Regardless of the politics, I feel like that’s such a terrible situation for such a wonderful mind. I found it quite sad. It was his birthday. His dad said, ‘I’d love it if you wrote him a song.’ And I ended up writing (“No Country” and “Marianne”) for him.
They’re both inspired by his situation and him as a person. He’s larger than life. Like other heroes, he has his fatal flaws that people like to focus on.
He’s locked in this room that’s a sort of purgatory, and I guess the powers that be hope he fades into nothingness. But he’s still very active in things, and publishing things, much to the dismay of the powers that be.
You’re touring America during a very divisive time. Assange railed against many of the people in charge here. What were your feelings about being here now?
What I’ve noticed, coming to the States the last five or six years: You used to not be able to talk politics with Americans. And the last two times there, everyone asks you, ‘So, what do you think about our election campaign?’ What I think is happening … is that maybe Americans are waking up and that there is potentially no correct or good answer is telling of systemic problems that are deep-seeded. I’m not standing here and saying that Australia is great, either … but America is the leader of the free world. It matters what goes on there to everyone in the world.

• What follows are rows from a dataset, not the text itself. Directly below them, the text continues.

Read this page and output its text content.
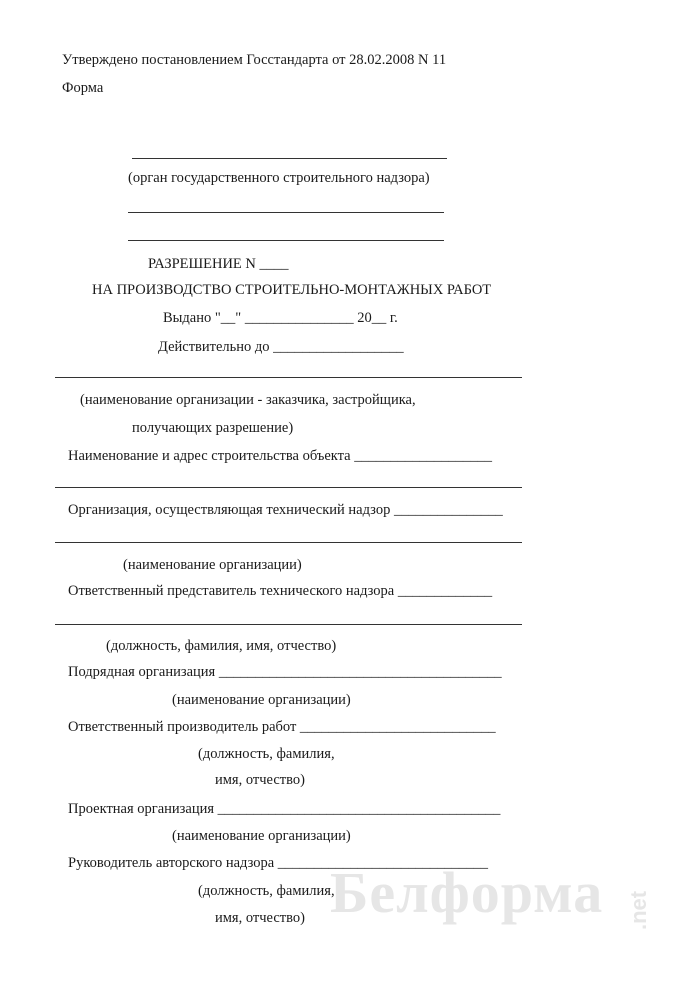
Утверждено постановлением Госстандарта от 28.02.2008 N 11
Форма
(орган государственного строительного надзора)
РАЗРЕШЕНИЕ N ____
НА ПРОИЗВОДСТВО СТРОИТЕЛЬНО-МОНТАЖНЫХ РАБОТ
Выдано "__" _______________ 20__ г.
Действительно до __________________
(наименование организации - заказчика, застройщика,
получающих разрешение)
Наименование и адрес строительства объекта ___________________
Организация, осуществляющая технический надзор _______________
(наименование организации)
Ответственный представитель технического надзора _____________
(должность, фамилия, имя, отчество)
Подрядная организация _______________________________________
(наименование организации)
Ответственный производитель работ ___________________________
(должность, фамилия,
имя, отчество)
Проектная организация _______________________________________
(наименование организации)
Руководитель авторского надзора _____________________________
(должность, фамилия,
имя, отчество) Белформа .net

Opening the album with a seven-and-a-half-minute song is a ballsy move. What went into creating “Stand and Deliver,” and who made the decision to stick it first on the album?
We’ve always had pretty long songs. Maybe subconsciously it’s a challenge to people to have a longer attention span. It sometimes takes that long to make the arc of a song. In that song, there are two arcs, because there are two halves. … Each part needs its moment to shine. When you’re making an album, I don’t think you have to worry about shortness of a track. You could drive to it, or paint to it, but it was never intended to be a radio hit. The album is book-ended by two incredibly long songs. We do things by gut, we don’t really know why we’re doing them.